In this case, it was a targeted attack that injects malicious code to redirect visitors from the site to the .net site. Indeed, given the similar site content and domain name, a visitor may not notice they end up on a different site after clicking on the “Back” button.

We also know that the short link (encrypted in the injected code) created on February 10, had been visited almost 2 million times before the yourbrexit[.]net domain was even registered (on March 27).

Most likely before that time, the 9jokers site redirected to a different domain. We can’t be sure whether it was related to Brexit or just a typical malware redirect destination. All we know is that by the end of March, they registered the yourbrexit[.]net domain and made it a copy (not always synchronized and using a different template) of the yourbrexit[.] site. Then they made 9jokers redirect to this fake YourBrexit site.

Most likely the vulnerability used broke into the site somehow providing access to other accounts on the same server cluster.  This allowed attackers to cross-contaminate several other sites on the same shared hosting infrastructure. Those infected third-party sites are mostly WordPress sites, but the injection was also found on a custom-built site that uses the Foundation framework. This makes us think that the attackers manually infected the sites (which is not surprising given the targeted nature of the attack) once they obtained access to the server’s file system.

Targeted Infections

We rarely see targeted website infections. In 99.9% of cases we work on, hackers infect websites just because they managed to compromise them. The site was vulnerable – so attackers infected them. Neither the owners nor the content is important to hackers. Of course, there may be requirements for specific website malware campaigns. For example, credit card scrapers might only target ecommerce sites, but even in those cases, any ecommerce site will do. The more the better. Nothing personal – just blackhat business as usual.

However, in rare cases, hackers might be interested in a specific site – either to steal data or to attack its visitors. A few recent business and political espionage stories are based on this. This case is a bit different though. The goal of the attack is to piggyback on the popularity of the topic (Brexit) and the specific site (1,700,000+ redirects from yourbrexit[.] since February 2017 according statistics) in order to hijack its traffic.

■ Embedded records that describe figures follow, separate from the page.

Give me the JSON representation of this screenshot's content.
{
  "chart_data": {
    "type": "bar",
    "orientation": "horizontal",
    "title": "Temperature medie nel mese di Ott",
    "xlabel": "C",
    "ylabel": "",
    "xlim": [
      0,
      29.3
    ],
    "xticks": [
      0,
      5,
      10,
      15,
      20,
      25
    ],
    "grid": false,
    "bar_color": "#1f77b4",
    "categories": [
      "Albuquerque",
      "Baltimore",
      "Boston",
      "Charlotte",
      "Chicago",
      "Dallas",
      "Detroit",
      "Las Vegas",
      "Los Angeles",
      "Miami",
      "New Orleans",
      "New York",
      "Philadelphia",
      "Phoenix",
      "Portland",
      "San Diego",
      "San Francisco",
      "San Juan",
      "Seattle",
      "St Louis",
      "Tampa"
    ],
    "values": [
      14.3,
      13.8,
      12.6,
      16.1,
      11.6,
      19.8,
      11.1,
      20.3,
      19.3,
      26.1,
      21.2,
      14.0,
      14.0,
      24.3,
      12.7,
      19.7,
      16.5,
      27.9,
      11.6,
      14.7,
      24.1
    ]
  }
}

Even when targeting a specific site, hackers rarely neglect low-hanging fruit. In this case, they also infected many sites that shared the same hosting environment with the target site, just because they could.

We notified the hosting company about this issue and they began the investigation.

Whether your site is a victim of a targeted attack or an automated mass infection, security and integrity monitoring will help you detect any unwanted site modifications and mitigate the issue as soon as possible.